Покончив с документами, я собрал все кусочки со стола и протянул ему.

— Это беспредел, — прохрипел Батон. — Вы не имеете права!

— Ты чем возмущен Батон? Вот твоя расписка. Согласно ей ты получил у меня все документы и претензий ко мне не имеешь. Ты ведь сам написал, своей рукой! Так что, до свидания, Батон! Больше занимайся спортом, а то Лобов тебя поменяет на какого-нибудь худенького мальчика.

Я встал из-за стола, давая понять, что разговор закончен.

Батон пытался что-то сказать, но у него от возмущения не хватало нормальных слов, а ругаться матом он не решился.

— Это тебе урок! Теперь, может, научишься уважать людей на дорогах? А если не научишься, ты просто идиот. Пока, Батон! Привет Лобову!

Хлебников встал и убитый горем побрел к двери.

Я подошел к окну и стал наблюдать картину, разворачивавшуюся на улице.

Батон, красный от возмущения, подошел к Лобову и что-то нервно заговорил. Потом раскрыл ладонь и высыпал из огромной пригоршни мелкие кусочки документов. Даже из окна было видно, как побагровело лицо Лобова. Его, хозяина Елабуги и Менделеевска, еще никто так не унижал!

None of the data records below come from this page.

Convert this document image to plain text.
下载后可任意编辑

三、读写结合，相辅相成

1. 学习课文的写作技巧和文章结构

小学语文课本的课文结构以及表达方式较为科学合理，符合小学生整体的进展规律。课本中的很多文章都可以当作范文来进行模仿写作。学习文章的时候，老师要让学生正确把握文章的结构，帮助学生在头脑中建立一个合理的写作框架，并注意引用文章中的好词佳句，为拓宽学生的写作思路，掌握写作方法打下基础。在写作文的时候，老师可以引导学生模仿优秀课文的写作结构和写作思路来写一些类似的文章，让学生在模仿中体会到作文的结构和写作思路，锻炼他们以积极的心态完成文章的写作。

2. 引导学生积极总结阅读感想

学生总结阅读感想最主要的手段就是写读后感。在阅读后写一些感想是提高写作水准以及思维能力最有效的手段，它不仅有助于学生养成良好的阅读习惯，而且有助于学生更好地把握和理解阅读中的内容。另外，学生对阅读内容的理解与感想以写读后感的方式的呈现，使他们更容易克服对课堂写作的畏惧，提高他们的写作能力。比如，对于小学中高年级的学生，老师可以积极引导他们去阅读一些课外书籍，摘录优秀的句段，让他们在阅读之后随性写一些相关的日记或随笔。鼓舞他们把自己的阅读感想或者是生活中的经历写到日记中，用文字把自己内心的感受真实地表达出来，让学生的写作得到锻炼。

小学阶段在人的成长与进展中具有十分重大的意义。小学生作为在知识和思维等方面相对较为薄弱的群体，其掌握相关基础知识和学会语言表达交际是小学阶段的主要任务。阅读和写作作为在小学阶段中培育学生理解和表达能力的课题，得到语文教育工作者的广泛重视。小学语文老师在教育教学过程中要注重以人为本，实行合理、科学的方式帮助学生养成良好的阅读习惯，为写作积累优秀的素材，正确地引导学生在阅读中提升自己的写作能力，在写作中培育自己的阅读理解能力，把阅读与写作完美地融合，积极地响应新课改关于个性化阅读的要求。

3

Он двинул Батону в лицо и сел в «Мерседес». Вслед за ним, сплевывая кровь, сел и Хлебников. Машина с визгом дернулась и скрылась за поворотом.

* * *

Я сидел в старом продавленном кресле и размышлял о превратностях жизни. Большинство моих товарищей по работе было воспитано на примерах бескорыстия и благородства, эти качества считались неотъемлемыми для работников милиции. А в последние годы мораль стала деформироваться, выставляя напоказ изъяны милицейской службы. Ведшая нас романтика с ее трудностями и, если хотите, подвигами, вдруг стала терять свой смысл. Деньги, дающие положение в обществе, стали неотъемлемой частью жизни каждого человека, в том числе и сотрудников правоохранительных органов. И от этого никуда не деться. Но деньги стали перевешивать нравственность, отодвигать человеческие правила на второй, а то и на третий план. Именно это меня заботило и тяготило. Повсеместным явлением нашего времени стали взятки, должностной подкуп. И казавшиеся нам вечными стереотипы неподкупности милиции, прокуратуры, судов уходили в небытие. А люди теряли веру в справедливость.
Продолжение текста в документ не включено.